Of course, the internet lit up in response, and many notable and indignant people questioned the basis of the study, the interpretation of the research, and so on. After all, who wants to think that a goldfish can focus on something longer than we can? And as a segue, what does a goldfish focus on anyway?
The reality of the situation is this: numbers, if tortured long enough, will admit to anything. We know — based on reasonable science and studies that we have a sensory overload problem. Research shows that that our senses are bombarded with over 11 million bits of data every second and the average person’s working memory can handle 40-50 bits, max. That means we ignore 10,999,950 bits of data every second we are awake.

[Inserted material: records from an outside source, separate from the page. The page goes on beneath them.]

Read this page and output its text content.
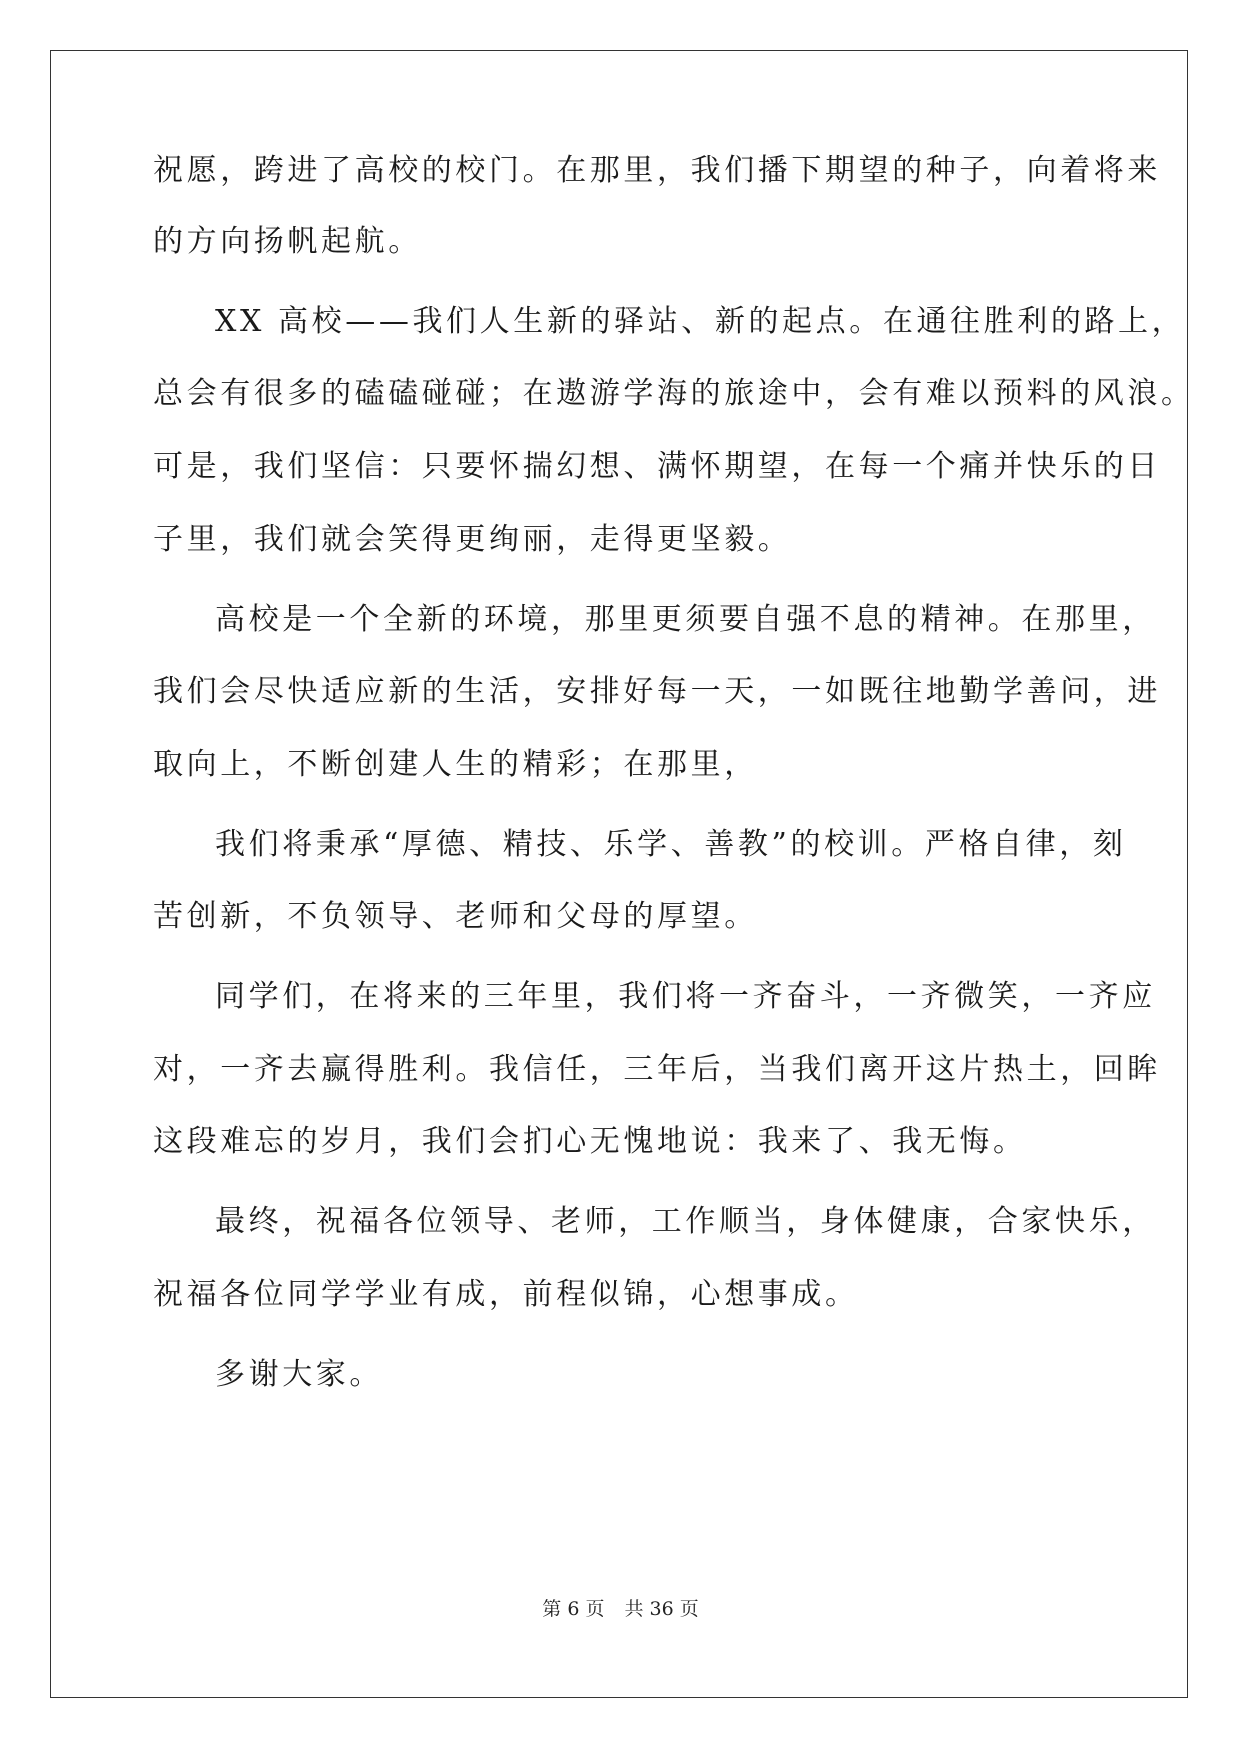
祝愿，跨进了高校的校门。在那里，我们播下期望的种子，向着将来
的方向扬帆起航。
XX 高校——我们人生新的驿站、新的起点。在通往胜利的路上，
总会有很多的磕磕碰碰；在遨游学海的旅途中，会有难以预料的风浪。
可是，我们坚信：只要怀揣幻想、满怀期望，在每一个痛并快乐的日
子里，我们就会笑得更绚丽，走得更坚毅。
高校是一个全新的环境，那里更须要自强不息的精神。在那里，
我们会尽快适应新的生活，安排好每一天，一如既往地勤学善问，进
取向上，不断创建人生的精彩；在那里，
我们将秉承“厚德、精技、乐学、善教”的校训。严格自律，刻
苦创新，不负领导、老师和父母的厚望。
同学们，在将来的三年里，我们将一齐奋斗，一齐微笑，一齐应
对，一齐去赢得胜利。我信任，三年后，当我们离开这片热土，回眸
这段难忘的岁月，我们会扪心无愧地说：我来了、我无悔。
最终，祝福各位领导、老师，工作顺当，身体健康，合家快乐，
祝福各位同学学业有成，前程似锦，心想事成。
多谢大家。
第 6 页 共 36 页
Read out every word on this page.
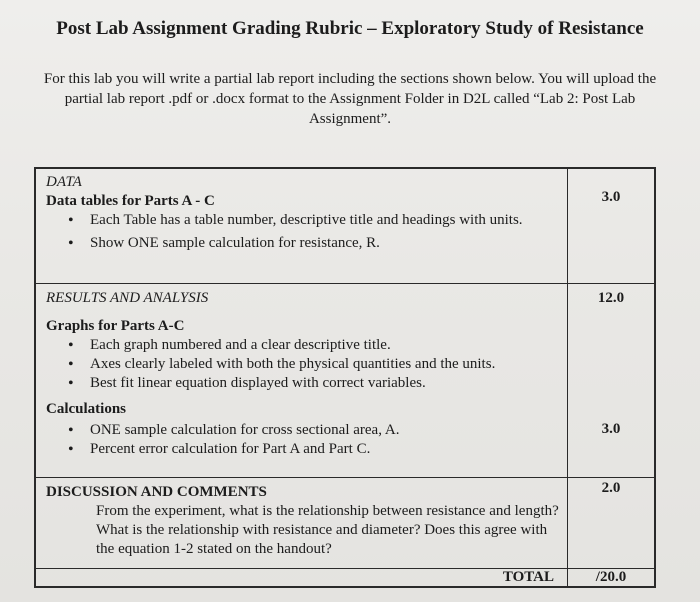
Post Lab Assignment Grading Rubric – Exploratory Study of Resistance
For this lab you will write a partial lab report including the sections shown below. You will upload the partial lab report .pdf or .docx format to the Assignment Folder in D2L called “Lab 2: Post Lab Assignment”.
DATA
Data tables for Parts A - C
• Each Table has a table number, descriptive title and headings with units.
• Show ONE sample calculation for resistance, R.
3.0
RESULTS AND ANALYSIS
Graphs for Parts A-C
• Each graph numbered and a clear descriptive title.
• Axes clearly labeled with both the physical quantities and the units.
• Best fit linear equation displayed with correct variables.
Calculations
• ONE sample calculation for cross sectional area, A.
• Percent error calculation for Part A and Part C.
12.0
3.0
DISCUSSION AND COMMENTS
From the experiment, what is the relationship between resistance and length? What is the relationship with resistance and diameter? Does this agree with the equation 1-2 stated on the handout?
2.0
TOTAL	/20.0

So what’s the takeway? We think that there’s a lot to be said for bringing opportunities for engagement directly to the members.
The print experience is much more relaxed and focused. When we read a printed magazine or newspaper, we aren’t distracted by a constant flow of other media vying for the limited attention span we apparently have.
Moreover, when reading magazines and newspapers, we’re not intentionally searching for specific information, which is almost always the case with digital. The information flows more organically. Print makes a difference when it comes to conveying important information and print does it faster — both are positives when it comes to engaging association members.